Isso porque a citação sempre produz grande impacto visual, que dispensa quaisquer informações prévias, e/ou está submetida ao princípio isomórfico de que falei antes. Ao mesmo princípio também estão submetidas as séries de temática, faute de mieux, “social”: os meninos caribenhos que o artista julgou doces quando os conheceu têm seus rostos compostos por açúcar; crianças brasileiras moradoras de rua são apresentadas em cor cinza, fantasmática, que alude à sua invisibilidade social, e são emolduradas por lixo das ruas; catadores de lixo são, do mesmo modo, apresentados por meio dos materiais recicláveis com que eles trabalham. As séries de temática “social” não são, portanto, fundamentalmente diferentes das demais. O que as orienta é o mesmo princípio formal.

O que é impossível mostrar

Além dessas características das próprias obras, a proposta curatorial reforça a intenção democrática. Os textos plotados ao lado das respectivas séries têm caráter explicativo e didático. Em geral, apenas descrevem os procedimentos técnicos empregados em cada série e dão informações relativas a eventuais citações (de que as obras, como disse, prescindem). São parcimoniosos nas intervenções interpretativas, que se resumem a uma ou outra frase; muito distantes, portanto, de um discurso crítico de alto grau de abstração que se encontra em mostras de arte contemporânea. Os textos da curadoria ainda estimulam o que chamei de reconhecimento pré-moderno da arte: relatam a gênese criativa de algumas obras, como que remetendo o público ao valor, tradicional, da inspiração. Por exemplo: “Afetado pelas histórias de crianças recrutadas como soldados na Namíbia (…), Vik decidiu utilizar soldadinhos de plástico para reproduzir uma foto bem conhecida de um adolescente da Guerra Civil norte-americana”. O afeto, contudo, quem tem de revelar, ou antes traduzir, transportar para um material qualquer, é a obra. Assim falada, a inspiração se torna uma mitologia. Como contraponto, evoco aqui uma cena do extraordinário e impopular filme de Gus Van Sant Last days: nela, um possível Kurt Cobain é filmado de longe enquanto compõe uma música, a câmera não se aproxima em nenhum momento, mantém-se afastada durante todo o tempo de criação, como a mostrar que aquilo é impossível mostrar, é um lance opaco, de que a obra é o único testemunho possível.

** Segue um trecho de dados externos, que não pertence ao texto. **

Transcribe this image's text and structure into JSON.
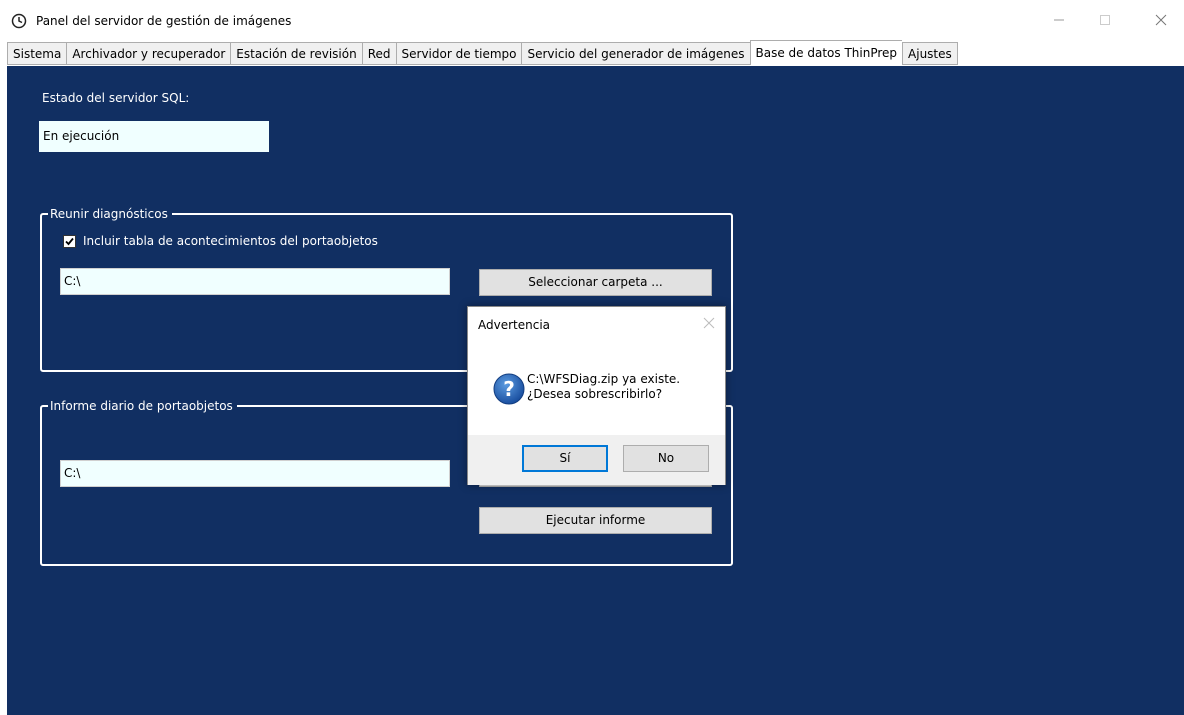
{
  "window": {
    "title": "Panel del servidor de gestión de imágenes",
    "app_icon": "clock-icon",
    "controls": [
      "minimize-icon",
      "maximize-icon",
      "close-icon"
    ]
  },
  "tabs": [
    {
      "label": "Sistema"
    },
    {
      "label": "Archivador y recuperador"
    },
    {
      "label": "Estación de revisión"
    },
    {
      "label": "Red"
    },
    {
      "label": "Servidor de tiempo"
    },
    {
      "label": "Servicio del generador de imágenes"
    },
    {
      "label": "Base de datos ThinPrep",
      "active": true
    },
    {
      "label": "Ajustes"
    }
  ],
  "panel": {
    "background": "#112f62",
    "sql_status_label": "Estado del servidor SQL:",
    "sql_status_value": "En ejecución",
    "diagnostics": {
      "title": "Reunir diagnósticos",
      "checkbox_label": "Incluir tabla de acontecimientos del portaobjetos",
      "checkbox_checked": true,
      "path": "C:\\",
      "select_folder_button": "Seleccionar carpeta ..."
    },
    "daily_report": {
      "title": "Informe diario de portaobjetos",
      "path": "C:\\",
      "run_report_button": "Ejecutar informe"
    }
  },
  "dialog": {
    "title": "Advertencia",
    "icon": "question-icon",
    "message_line1": "C:\\WFSDiag.zip ya existe.",
    "message_line2": "¿Desea sobrescribirlo?",
    "yes_button": "Sí",
    "no_button": "No"
  }
}
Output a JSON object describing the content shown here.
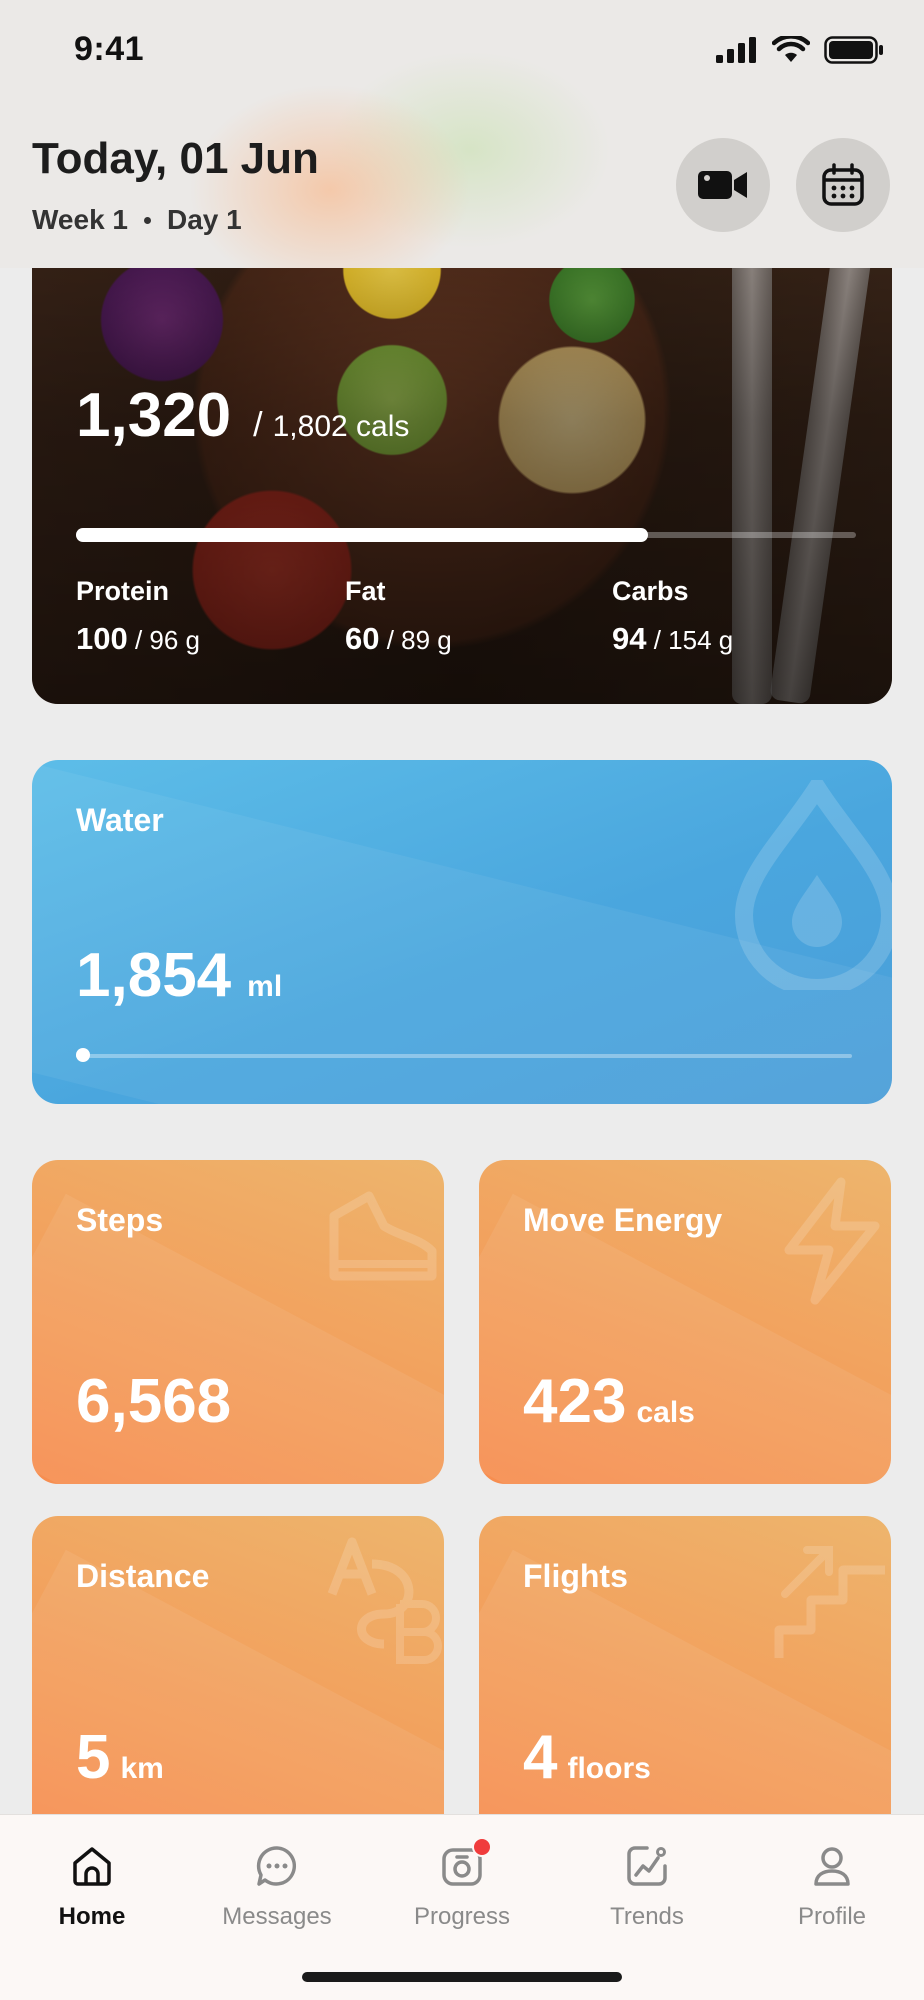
{
  "status_bar": {
    "time": "9:41"
  },
  "header": {
    "title": "Today, 01 Jun",
    "week": "Week 1",
    "day": "Day 1"
  },
  "calories": {
    "consumed": "1,320",
    "slash": "/",
    "goal": "1,802 cals",
    "progress": 0.733,
    "macros": [
      {
        "label": "Protein",
        "value": "100",
        "goal": "/ 96 g"
      },
      {
        "label": "Fat",
        "value": "60",
        "goal": "/ 89 g"
      },
      {
        "label": "Carbs",
        "value": "94",
        "goal": "/ 154 g"
      }
    ]
  },
  "water": {
    "label": "Water",
    "value": "1,854",
    "unit": "ml",
    "progress": 0.0
  },
  "steps": {
    "label": "Steps",
    "value": "6,568",
    "unit": ""
  },
  "move_energy": {
    "label": "Move Energy",
    "value": "423",
    "unit": "cals"
  },
  "distance": {
    "label": "Distance",
    "value": "5",
    "unit": "km"
  },
  "flights": {
    "label": "Flights",
    "value": "4",
    "unit": "floors"
  },
  "tabs": [
    {
      "label": "Home",
      "icon": "home-icon",
      "active": true
    },
    {
      "label": "Messages",
      "icon": "messages-icon",
      "active": false
    },
    {
      "label": "Progress",
      "icon": "progress-icon",
      "active": false,
      "badge": true
    },
    {
      "label": "Trends",
      "icon": "trends-icon",
      "active": false
    },
    {
      "label": "Profile",
      "icon": "profile-icon",
      "active": false
    }
  ],
  "colors": {
    "water_card": "#4aa6de",
    "activity_card": "#f2a35f",
    "badge": "#f03c3c"
  }
}
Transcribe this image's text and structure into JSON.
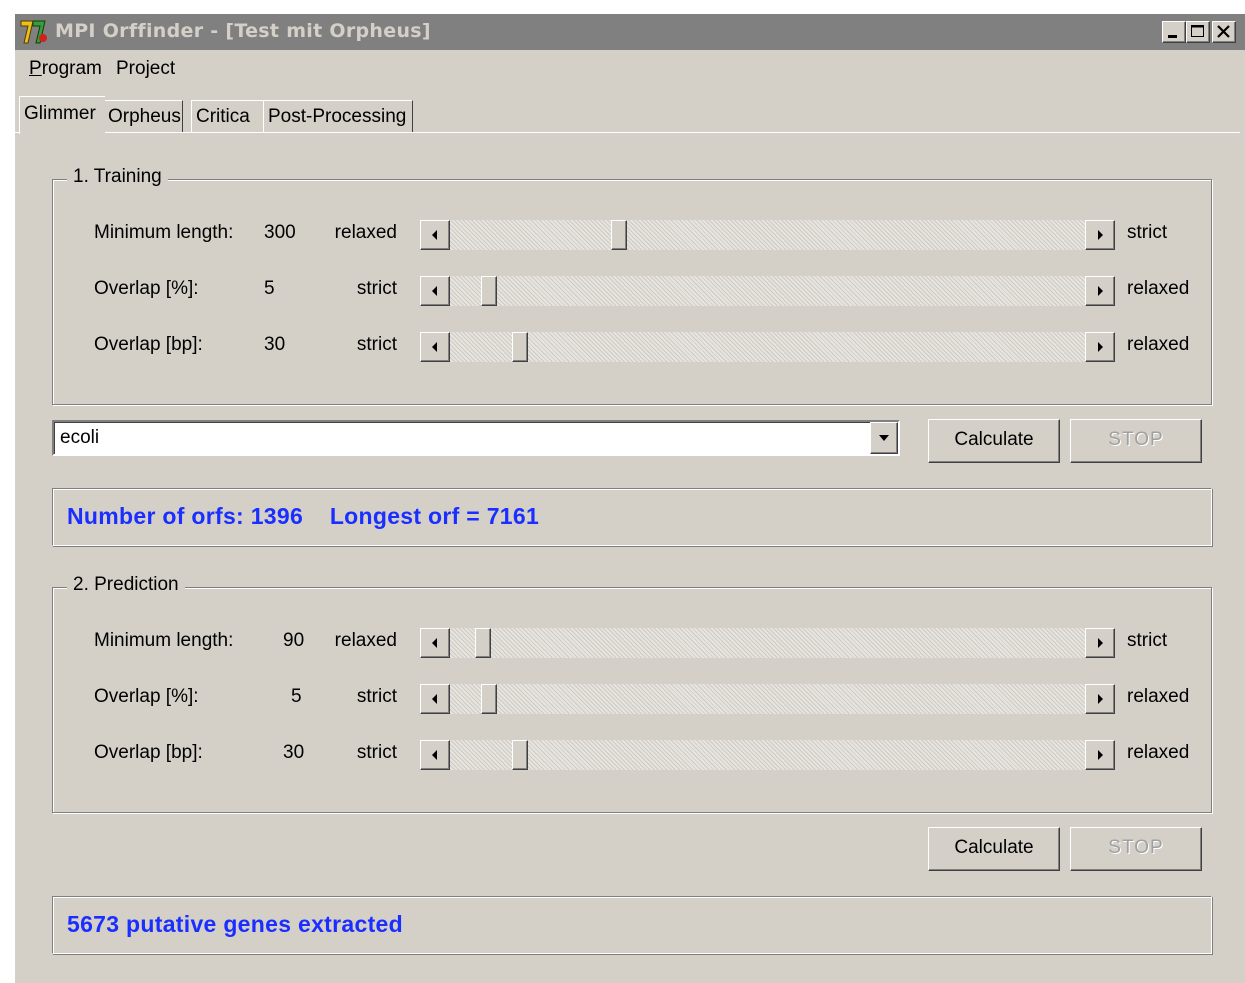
{
  "window": {
    "title": "MPI Orffinder - [Test mit Orpheus]",
    "buttons": [
      "minimize-icon",
      "maximize-icon",
      "close-icon"
    ]
  },
  "menu": [
    {
      "underline": "P",
      "rest": "rogram"
    },
    {
      "underline": "",
      "rest": "Project"
    }
  ],
  "tabs": [
    "Glimmer",
    "Orpheus",
    "Critica",
    "Post-Processing"
  ],
  "active_tab": "Glimmer",
  "training": {
    "title": "1. Training",
    "rows": [
      {
        "label": "Minimum length:",
        "value": "300",
        "left": "relaxed",
        "right": "strict",
        "position": 0.26
      },
      {
        "label": "Overlap [%]:",
        "value": "5",
        "left": "strict",
        "right": "relaxed",
        "position": 0.05
      },
      {
        "label": "Overlap [bp]:",
        "value": "30",
        "left": "strict",
        "right": "relaxed",
        "position": 0.1
      }
    ],
    "organism": "ecoli",
    "calculate_label": "Calculate",
    "stop_label": "STOP",
    "result": "Number of orfs: 1396    Longest orf = 7161"
  },
  "prediction": {
    "title": "2. Prediction",
    "rows": [
      {
        "label": "Minimum length:",
        "value": "90",
        "left": "relaxed",
        "right": "strict",
        "position": 0.04
      },
      {
        "label": "Overlap [%]:",
        "value": "5",
        "left": "strict",
        "right": "relaxed",
        "position": 0.05
      },
      {
        "label": "Overlap [bp]:",
        "value": "30",
        "left": "strict",
        "right": "relaxed",
        "position": 0.1
      }
    ],
    "calculate_label": "Calculate",
    "stop_label": "STOP",
    "result": "5673 putative genes extracted"
  },
  "colors": {
    "result_text": "#1a2eff",
    "face": "#d4d0c8",
    "titlebar_inactive": "#808080"
  }
}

Finalmente, devo dizer o mais importante, e que não disse antes porque não se situa na questão do “sucesso”, que me propus pensar aqui. A obra de Vik Muniz tem como fonte uma questão epistemológica: o que é a realidade? Essa questão é encenada a cada vez através da tensão entre a fotografia (suposta arte do real, por definição) e sua fabricação artificial por meio de diversos materiais que, assombrosamente manipulados, transfiguram-se em algo que é ao mesmo tempo mais e menos que a realidade. Mas não será isso a realidade?